- The Washington Times - Monday, June 21, 2004

BAGHDAD — Lawyers for two defendants in the Abu Ghraib prison scandal won the right yesterday to question top U.S. generals to bolster arguments that their clients were following orders in their treatment of inmates.

However, the military judge, Col. James Pohl, rejected motions by counsel for Sgt. Javal S. Davis and Spc. Charles A. Graner Jr. to compel testimony from Defense Secretary Donald H. Rumsfeld.

The order, issued at pretrial hearings, compels Lt. Gen. Ricardo Sanchez, the top U.S. commander in Iraq, and Gen. John Abizaid, chief of the U.S. Central Command, to give depositions on polices and practices at the Abu Ghraib prison.

The defense also will have access to Maj. Gen. Geoffrey Miller, who was in charge of the Guantanamo Bay prison camp and now runs U.S. detention facilities in Iraq. Others who could be questioned include Lt. Gen. Thomas F. Metz, commander of Multinational Corps Iraq, and Maj. Gen. Barbara Fast, chief of coalition intelligence operations.

Questioning senior officers could shed light on interrogation techniques and help determine how far responsibility for the abuse extends up the chain of command.

The judge ruled out moving the trial to the United States or Germany, but said he might reconsider if conditions in Iraq warranted a move by the time testimony begins. A civilian attorney, Guy Womack, said the trial was unlikely to start until October.

The judge declared Abu Ghraib a crime scene that should not be destroyed. President Bush had offered to tear down the prison to remove the stain of abuse, but Iraqi authorities have shown no interest.

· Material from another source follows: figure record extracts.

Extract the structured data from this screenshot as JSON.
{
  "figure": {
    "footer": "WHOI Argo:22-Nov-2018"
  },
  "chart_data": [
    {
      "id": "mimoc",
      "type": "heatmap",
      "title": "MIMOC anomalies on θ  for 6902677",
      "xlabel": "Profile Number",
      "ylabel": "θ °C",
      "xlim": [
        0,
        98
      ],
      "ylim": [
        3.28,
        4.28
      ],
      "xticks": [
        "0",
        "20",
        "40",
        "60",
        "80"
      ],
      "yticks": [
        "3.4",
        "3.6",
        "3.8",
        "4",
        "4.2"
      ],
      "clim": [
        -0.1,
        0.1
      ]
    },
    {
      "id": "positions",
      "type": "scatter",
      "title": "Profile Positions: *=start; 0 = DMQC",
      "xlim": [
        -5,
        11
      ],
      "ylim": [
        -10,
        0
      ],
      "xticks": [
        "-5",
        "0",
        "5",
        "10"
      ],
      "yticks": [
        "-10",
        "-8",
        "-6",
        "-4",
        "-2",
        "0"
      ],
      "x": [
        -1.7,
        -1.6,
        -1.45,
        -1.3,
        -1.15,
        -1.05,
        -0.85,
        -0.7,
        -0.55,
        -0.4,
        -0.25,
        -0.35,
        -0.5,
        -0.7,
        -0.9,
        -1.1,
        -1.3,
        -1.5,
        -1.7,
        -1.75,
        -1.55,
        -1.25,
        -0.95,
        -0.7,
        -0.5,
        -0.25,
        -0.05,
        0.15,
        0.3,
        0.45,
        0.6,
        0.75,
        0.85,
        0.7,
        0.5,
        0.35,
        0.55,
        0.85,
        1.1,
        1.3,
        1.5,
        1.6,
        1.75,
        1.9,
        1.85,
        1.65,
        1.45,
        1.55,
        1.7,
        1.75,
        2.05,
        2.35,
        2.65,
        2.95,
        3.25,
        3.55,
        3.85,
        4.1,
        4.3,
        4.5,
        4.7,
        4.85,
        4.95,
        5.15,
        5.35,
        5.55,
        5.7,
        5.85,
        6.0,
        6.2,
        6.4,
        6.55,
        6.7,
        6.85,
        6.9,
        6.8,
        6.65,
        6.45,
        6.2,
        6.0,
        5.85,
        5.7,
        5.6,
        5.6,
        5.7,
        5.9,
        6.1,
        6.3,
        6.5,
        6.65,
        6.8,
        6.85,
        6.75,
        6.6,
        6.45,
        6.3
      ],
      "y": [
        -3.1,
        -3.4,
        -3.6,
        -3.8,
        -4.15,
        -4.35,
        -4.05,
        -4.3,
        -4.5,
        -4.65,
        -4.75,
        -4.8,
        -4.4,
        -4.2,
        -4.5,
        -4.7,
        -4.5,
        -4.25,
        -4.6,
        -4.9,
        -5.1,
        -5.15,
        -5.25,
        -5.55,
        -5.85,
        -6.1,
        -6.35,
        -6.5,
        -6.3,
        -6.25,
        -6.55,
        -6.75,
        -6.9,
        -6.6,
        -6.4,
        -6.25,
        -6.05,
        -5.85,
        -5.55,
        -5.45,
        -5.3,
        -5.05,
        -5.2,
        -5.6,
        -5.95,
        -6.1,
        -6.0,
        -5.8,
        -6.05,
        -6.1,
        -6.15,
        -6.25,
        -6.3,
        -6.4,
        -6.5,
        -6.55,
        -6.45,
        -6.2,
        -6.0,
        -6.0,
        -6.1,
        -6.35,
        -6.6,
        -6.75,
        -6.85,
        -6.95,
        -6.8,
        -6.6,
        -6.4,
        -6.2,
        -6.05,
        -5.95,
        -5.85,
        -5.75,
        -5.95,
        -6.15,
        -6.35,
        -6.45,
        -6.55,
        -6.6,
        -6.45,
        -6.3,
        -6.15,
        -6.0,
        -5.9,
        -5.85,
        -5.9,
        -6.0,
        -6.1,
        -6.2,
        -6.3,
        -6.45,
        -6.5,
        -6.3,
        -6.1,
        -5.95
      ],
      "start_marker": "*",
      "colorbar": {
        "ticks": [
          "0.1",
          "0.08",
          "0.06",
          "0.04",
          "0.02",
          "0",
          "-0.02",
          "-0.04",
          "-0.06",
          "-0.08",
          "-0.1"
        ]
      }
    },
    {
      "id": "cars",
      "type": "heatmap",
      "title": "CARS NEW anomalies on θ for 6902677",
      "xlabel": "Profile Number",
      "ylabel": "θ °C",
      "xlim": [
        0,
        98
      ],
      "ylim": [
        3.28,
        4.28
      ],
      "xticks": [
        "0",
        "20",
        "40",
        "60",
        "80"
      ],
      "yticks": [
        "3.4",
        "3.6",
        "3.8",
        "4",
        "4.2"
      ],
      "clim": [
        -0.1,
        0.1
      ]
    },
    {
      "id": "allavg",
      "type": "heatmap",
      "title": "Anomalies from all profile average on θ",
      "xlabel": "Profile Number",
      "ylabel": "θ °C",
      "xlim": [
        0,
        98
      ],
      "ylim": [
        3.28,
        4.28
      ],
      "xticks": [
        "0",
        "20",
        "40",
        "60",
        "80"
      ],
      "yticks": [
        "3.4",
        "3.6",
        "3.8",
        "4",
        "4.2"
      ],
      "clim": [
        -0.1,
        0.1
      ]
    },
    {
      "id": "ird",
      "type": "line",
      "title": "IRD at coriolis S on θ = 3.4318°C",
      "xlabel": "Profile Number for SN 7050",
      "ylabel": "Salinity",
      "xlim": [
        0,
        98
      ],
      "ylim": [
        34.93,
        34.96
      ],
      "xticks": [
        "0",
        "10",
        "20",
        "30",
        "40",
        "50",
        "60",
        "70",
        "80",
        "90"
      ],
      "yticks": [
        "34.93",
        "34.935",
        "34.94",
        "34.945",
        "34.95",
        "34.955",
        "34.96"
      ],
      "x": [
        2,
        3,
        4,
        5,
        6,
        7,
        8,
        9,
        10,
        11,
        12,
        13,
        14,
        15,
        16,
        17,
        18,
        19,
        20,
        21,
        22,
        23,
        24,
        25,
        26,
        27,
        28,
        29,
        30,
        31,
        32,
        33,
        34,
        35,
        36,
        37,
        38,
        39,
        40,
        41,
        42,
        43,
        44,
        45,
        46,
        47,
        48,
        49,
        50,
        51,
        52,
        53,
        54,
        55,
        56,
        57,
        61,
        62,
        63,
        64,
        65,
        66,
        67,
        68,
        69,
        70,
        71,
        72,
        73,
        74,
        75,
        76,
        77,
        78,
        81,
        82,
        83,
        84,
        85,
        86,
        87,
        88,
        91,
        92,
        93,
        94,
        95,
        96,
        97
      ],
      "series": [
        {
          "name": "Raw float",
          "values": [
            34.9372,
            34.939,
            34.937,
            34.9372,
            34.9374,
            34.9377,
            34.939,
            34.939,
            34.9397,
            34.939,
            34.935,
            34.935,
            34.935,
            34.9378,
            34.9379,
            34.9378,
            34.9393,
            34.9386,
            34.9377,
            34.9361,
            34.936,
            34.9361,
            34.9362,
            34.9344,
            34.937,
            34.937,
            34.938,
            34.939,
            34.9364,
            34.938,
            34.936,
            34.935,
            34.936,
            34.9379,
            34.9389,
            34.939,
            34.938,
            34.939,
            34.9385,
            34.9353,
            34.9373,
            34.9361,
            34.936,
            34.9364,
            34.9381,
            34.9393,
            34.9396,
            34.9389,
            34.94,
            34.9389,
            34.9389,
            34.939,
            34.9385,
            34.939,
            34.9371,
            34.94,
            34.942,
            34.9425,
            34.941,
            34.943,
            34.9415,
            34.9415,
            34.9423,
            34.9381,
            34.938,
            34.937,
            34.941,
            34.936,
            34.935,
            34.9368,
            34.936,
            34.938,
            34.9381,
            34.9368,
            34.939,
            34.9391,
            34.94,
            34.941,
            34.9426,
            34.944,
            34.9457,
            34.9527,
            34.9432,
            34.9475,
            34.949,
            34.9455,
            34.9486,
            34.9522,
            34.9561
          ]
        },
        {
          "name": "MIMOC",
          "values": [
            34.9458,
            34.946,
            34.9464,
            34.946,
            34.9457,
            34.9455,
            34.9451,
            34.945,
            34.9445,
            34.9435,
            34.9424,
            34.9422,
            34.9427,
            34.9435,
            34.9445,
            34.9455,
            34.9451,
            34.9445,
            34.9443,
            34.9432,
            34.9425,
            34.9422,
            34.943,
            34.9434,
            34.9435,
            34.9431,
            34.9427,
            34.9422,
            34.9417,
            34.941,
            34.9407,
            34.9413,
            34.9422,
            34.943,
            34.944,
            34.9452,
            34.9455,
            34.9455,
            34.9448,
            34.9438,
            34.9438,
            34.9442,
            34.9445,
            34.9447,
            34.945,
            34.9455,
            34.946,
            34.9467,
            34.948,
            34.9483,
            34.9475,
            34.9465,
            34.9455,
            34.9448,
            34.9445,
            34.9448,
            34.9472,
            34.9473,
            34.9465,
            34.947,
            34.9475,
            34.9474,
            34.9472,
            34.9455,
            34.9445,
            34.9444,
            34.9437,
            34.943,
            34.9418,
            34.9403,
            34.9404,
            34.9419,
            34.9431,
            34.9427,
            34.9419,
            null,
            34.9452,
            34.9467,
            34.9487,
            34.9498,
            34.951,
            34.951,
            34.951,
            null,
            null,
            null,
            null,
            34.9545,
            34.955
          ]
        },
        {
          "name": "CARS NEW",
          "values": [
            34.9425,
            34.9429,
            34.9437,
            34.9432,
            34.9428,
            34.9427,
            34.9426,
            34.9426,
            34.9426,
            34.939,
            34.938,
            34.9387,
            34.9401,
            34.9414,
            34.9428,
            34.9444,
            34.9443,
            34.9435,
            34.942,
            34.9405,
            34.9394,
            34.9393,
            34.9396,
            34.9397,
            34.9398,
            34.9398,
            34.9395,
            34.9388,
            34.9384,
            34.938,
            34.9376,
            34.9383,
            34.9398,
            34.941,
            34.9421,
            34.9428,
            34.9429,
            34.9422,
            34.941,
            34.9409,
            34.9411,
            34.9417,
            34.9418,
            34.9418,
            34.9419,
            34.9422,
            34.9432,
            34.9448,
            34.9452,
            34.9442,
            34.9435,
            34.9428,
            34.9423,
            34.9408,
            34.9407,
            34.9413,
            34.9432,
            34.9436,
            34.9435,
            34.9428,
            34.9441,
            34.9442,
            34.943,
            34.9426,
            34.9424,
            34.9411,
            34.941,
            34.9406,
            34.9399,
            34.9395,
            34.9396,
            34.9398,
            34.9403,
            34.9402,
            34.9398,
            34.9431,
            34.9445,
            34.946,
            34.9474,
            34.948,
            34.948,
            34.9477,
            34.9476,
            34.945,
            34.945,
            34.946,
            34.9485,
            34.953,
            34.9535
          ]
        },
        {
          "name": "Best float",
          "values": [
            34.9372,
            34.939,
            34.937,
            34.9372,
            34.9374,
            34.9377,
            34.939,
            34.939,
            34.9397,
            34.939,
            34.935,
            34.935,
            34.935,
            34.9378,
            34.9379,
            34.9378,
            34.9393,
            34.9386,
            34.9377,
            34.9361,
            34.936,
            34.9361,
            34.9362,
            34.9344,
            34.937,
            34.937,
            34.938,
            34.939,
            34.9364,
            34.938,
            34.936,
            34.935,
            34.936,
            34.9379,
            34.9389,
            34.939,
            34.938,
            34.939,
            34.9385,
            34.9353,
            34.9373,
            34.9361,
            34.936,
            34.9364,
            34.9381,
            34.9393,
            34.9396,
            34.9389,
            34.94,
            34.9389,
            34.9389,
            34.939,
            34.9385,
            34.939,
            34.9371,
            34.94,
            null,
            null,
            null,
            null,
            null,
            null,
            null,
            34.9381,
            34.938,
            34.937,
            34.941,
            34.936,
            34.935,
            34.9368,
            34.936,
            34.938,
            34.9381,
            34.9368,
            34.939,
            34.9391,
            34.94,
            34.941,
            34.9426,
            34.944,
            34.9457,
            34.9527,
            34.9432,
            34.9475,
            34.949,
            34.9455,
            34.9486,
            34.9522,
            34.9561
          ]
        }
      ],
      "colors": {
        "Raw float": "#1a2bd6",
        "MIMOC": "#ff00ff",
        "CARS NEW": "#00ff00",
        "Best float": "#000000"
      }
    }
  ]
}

Seven members of the 372nd Military Police Company, a reserve unit from Cresaptown, Md., have been charged in the scandal, which gained international attention in April after the publication of photos of abuse and sexual humiliation of Iraqi prisoners.

Civilian defense attorneys have contended that the military police officers (MPs) were acting on instructions from military intelligence officers and civilian contract interrogators.

“No one can suggest with a straight face that these MPs were acting alone,” Mr. Womack said. “They were directly under the supervision and the direction of military intelligence officers.”